A few hours later, the paperwork was done and Olund was in the starting lineup against Kane County, playing right field and batting fifth.

“I’m really just eager to put the uniform on again and help out any way I can.” he said.

Nervous? Nope.

“I actually thought I would be,” Olund said. “Maybe I’ll get some pregame jitters around 6:45 when I’m playing catch in uniform and stuff. But honestly I feel like I’m where I’m supposed to be.”

That might be the case for the first time since he left Purdue, where Olund batted .261 in 183 games from 2015-18 — including .336 in 2018.

He hit .207 in 50 games for Traverse City in the Frontier League in his first pro season in 2018. He then batted ,209 over 75 games with several teams the last two years in the U.S. Pro Baseball League, a small indy league in Michigan.

“It was actually just kind of a weird time really with COVID,” Olund said of his USPBL experience. “We didn’t know if we were going to play, and kind of like last minute, ‘Hey, we need you guys here in a week.'”

Olund was part of a taxi squad, which meant he played for all four of the league’s teams.

More twists: games were seven innings and there were no fans.

“It felt like a college intrasquad game,” Olund said.

When the 2020 season ended, Olund was at a crossroads.

“I honestly had no idea what I was going to be doing,” he said. “I didn’t know if I wanted to play anymore. I knew I could still do it. But obviously — looking at my stats — I was super inconsistent. I’d be really hot at a time, I’d be really cold at a time.
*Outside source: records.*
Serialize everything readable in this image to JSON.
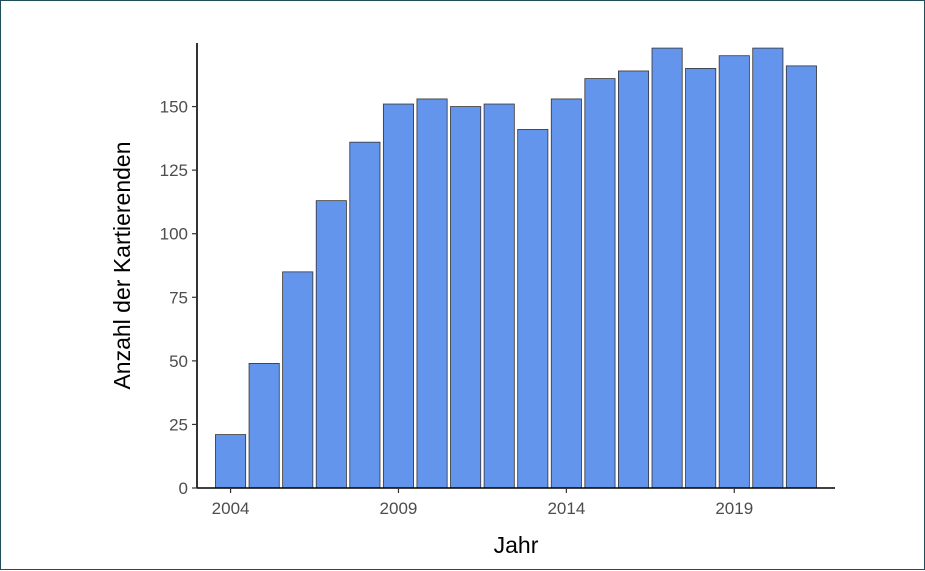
{
  "chart_data": {
    "type": "bar",
    "title": "",
    "xlabel": "Jahr",
    "ylabel": "Anzahl der Kartierenden",
    "categories": [
      2004,
      2005,
      2006,
      2007,
      2008,
      2009,
      2010,
      2011,
      2012,
      2013,
      2014,
      2015,
      2016,
      2017,
      2018,
      2019,
      2020,
      2021
    ],
    "values": [
      21,
      49,
      85,
      113,
      136,
      151,
      153,
      150,
      151,
      141,
      153,
      161,
      164,
      173,
      165,
      170,
      173,
      166
    ],
    "xticks": [
      2004,
      2009,
      2014,
      2019
    ],
    "yticks": [
      0,
      25,
      50,
      75,
      100,
      125,
      150
    ],
    "ylim": [
      0,
      175
    ],
    "xlim": [
      2003,
      2022
    ],
    "grid": false,
    "legend": "none",
    "colors": {
      "bar_fill": "#6495ED",
      "bar_stroke": "#333333",
      "axis": "#000000"
    }
  }
}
And that’s really hard to go through.”

But Olund kept the faith. He believed in himself and believed he could thrive in the right situation, if he could just get another chance.

Olund stayed in the game, coaching a travel team, Highland-based Flash Baseball, and kept working out.

“Thank God I was training,” he said. “What’s the worst thing that can happen? The RailCats say no? Well, all right, I have nothing to lose.”

The RaiCats said yes.

“He could play defense, we believe,” Tagert said of Olund. “He’s got some athleticism on the bases.

“So he has those tools we like. And he did a good sales pitch to me. He said he’s a much better player than he ever was.”

Now, Olund gets the chance to prove it.